Öfkesine hakim olabilendir.
Kin duygusunun kendisini esir almasına izin vermeden, bu duyguyu kalbinden atabilendir.
Alçakgönüllü ve hoşgörülü olmasını bilendir.
İsraftan kaçınan, sahip olduğu kaynakları verimli kullanmaya özen gösterendir.
Hiç birimiz mükemmel olmayabiliriz. Bu maddelerde eksikliklerimiz varsa ilkokuldan başlamayınca şimdiden sonra gelişim göstermek kolay olmayabilir. Şu andan itibaren iyi insan olmaya gayret etmek, yukarıdaki tüm maddelerden takdir belgesi alamıyor olsak bile en azından sınıfı geçecek kadar gayret etmek, değerli olacaktır. Ancak bu yazıyı okuyanlardan çocukları olanlar varsa önce kendilerine sormalılar; Acaba çocuklarımıza, “evladım büyüyünce sen önce İyi bir insan ol, sonra bir meslek sahibi ol” diye farkındalık oluşturuyor muyuz? Bence dokunabildiğimiz kadar çok çocuğa ve iletişimde bulunduğumuz her insana bu erdemi hatırlatmak çok ama çok önemli. Biz şirketimizde bunu başlatıyor olacağız. “Önce iyi bir insan ol, sonra yaptığın işte iyi ol”.

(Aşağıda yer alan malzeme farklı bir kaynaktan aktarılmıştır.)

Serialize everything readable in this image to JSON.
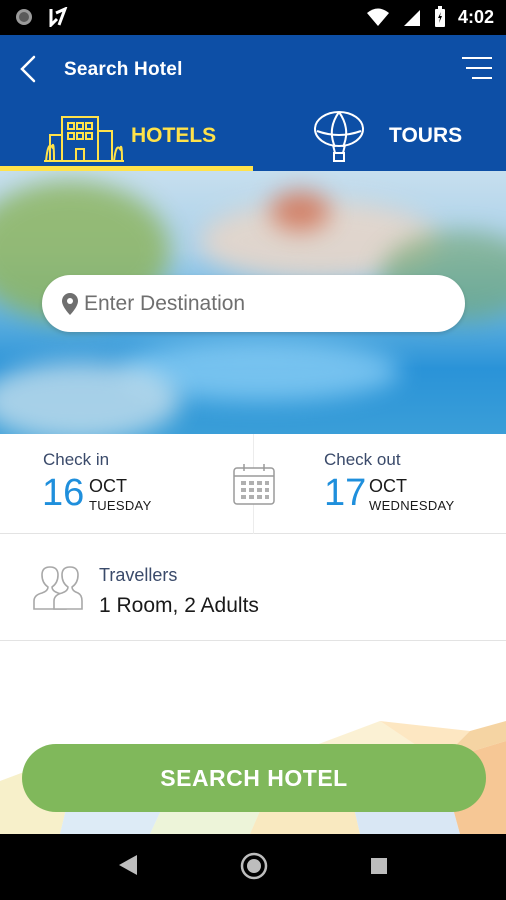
{
  "status_bar": {
    "time": "4:02"
  },
  "app_bar": {
    "title": "Search Hotel"
  },
  "tabs": [
    {
      "label": "HOTELS",
      "active": true
    },
    {
      "label": "TOURS",
      "active": false
    }
  ],
  "search": {
    "placeholder": "Enter Destination"
  },
  "check_in": {
    "caption": "Check in",
    "day": "16",
    "month": "OCT",
    "weekday": "TUESDAY"
  },
  "check_out": {
    "caption": "Check out",
    "day": "17",
    "month": "OCT",
    "weekday": "WEDNESDAY"
  },
  "travellers": {
    "caption": "Travellers",
    "value": "1 Room, 2 Adults"
  },
  "search_button": {
    "label": "SEARCH HOTEL"
  },
  "colors": {
    "primary": "#0d4fa6",
    "accent": "#ffe24a",
    "date_blue": "#1f8fdc",
    "button_green": "#80b85b"
  }
}
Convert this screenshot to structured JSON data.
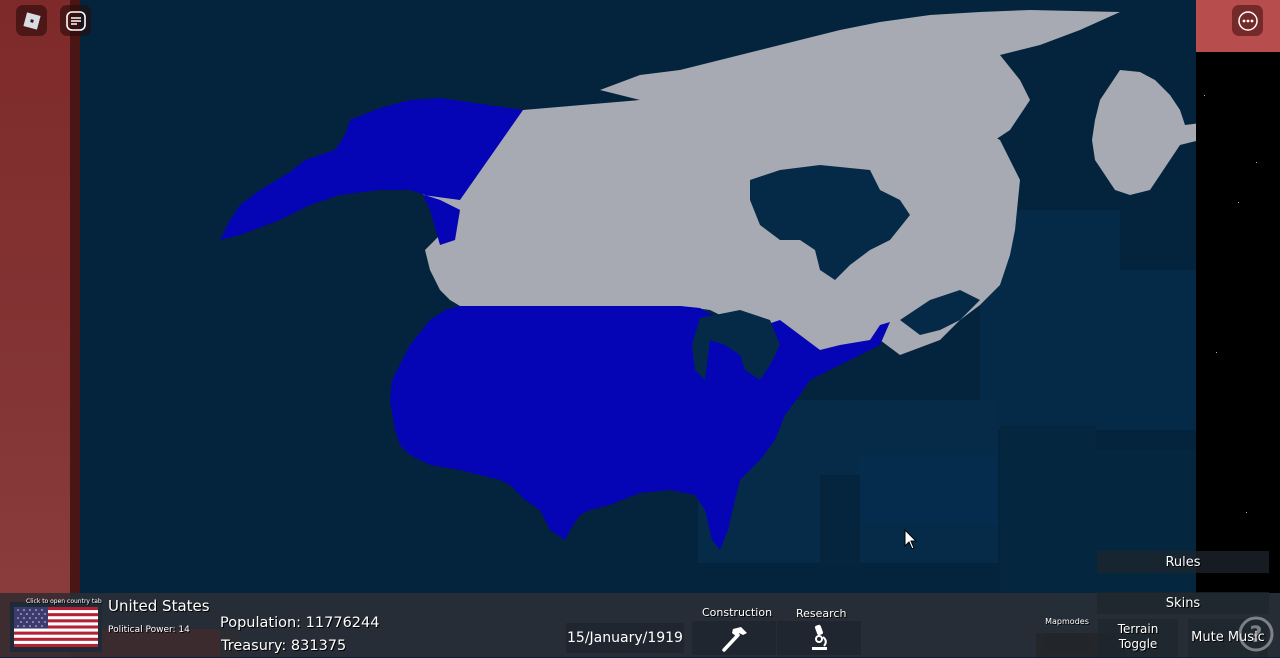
{
  "topbar": {
    "roblox_menu_icon": "roblox-logo-icon",
    "chat_icon": "chat-icon",
    "more_icon": "more-options-icon"
  },
  "country": {
    "tooltip": "Click to open country tab",
    "name": "United States",
    "political_power_label": "Political Power: 14",
    "flag": "us-flag"
  },
  "stats": {
    "population": "Population: 11776244",
    "treasury": "Treasury: 831375"
  },
  "date": "15/January/1919",
  "actions": [
    {
      "label": "Construction",
      "icon": "hammer-icon"
    },
    {
      "label": "Research",
      "icon": "microscope-icon"
    }
  ],
  "menu": {
    "rules": "Rules",
    "skins": "Skins",
    "mapmodes": "Mapmodes",
    "terrain_toggle_line1": "Terrain",
    "terrain_toggle_line2": "Toggle",
    "mute_music": "Mute Music",
    "help_icon": "help-icon"
  },
  "map": {
    "player_color": "#0505b5",
    "other_color": "#a7aab2",
    "ocean_color": "#03243c",
    "regions": [
      {
        "name": "United States",
        "color": "#0505b5"
      },
      {
        "name": "Alaska (US)",
        "color": "#0505b5"
      },
      {
        "name": "Canada",
        "color": "#a7aab2"
      },
      {
        "name": "Greenland",
        "color": "#a7aab2"
      }
    ]
  }
}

Bu erdemlere sıkı sıkıya sarılmak, güzel Türkiye’mizde şu an içinde bulunduğumuz anlamsız kargaşa ortamından bizi kurtaracak bir ilaç olabilir.
Buna sizler de inanıyorsanız, önce ailelerimizde sonrasında yakın çevremiz ve şirketlerimizde bu farkındalığı hep birlikte artırmaya başlayabiliriz.
Biz daha iyi bir insan olmaya karar verelim ve gayret gösterelim, gerisi çorap söküğü gibi gelecektir.
Şunu kesinlikle unutmayalım önce biz iyi insan olmaya gayret etmeden, etrafımızdakilerin de iyi insan olması mümkün olmayacaktır.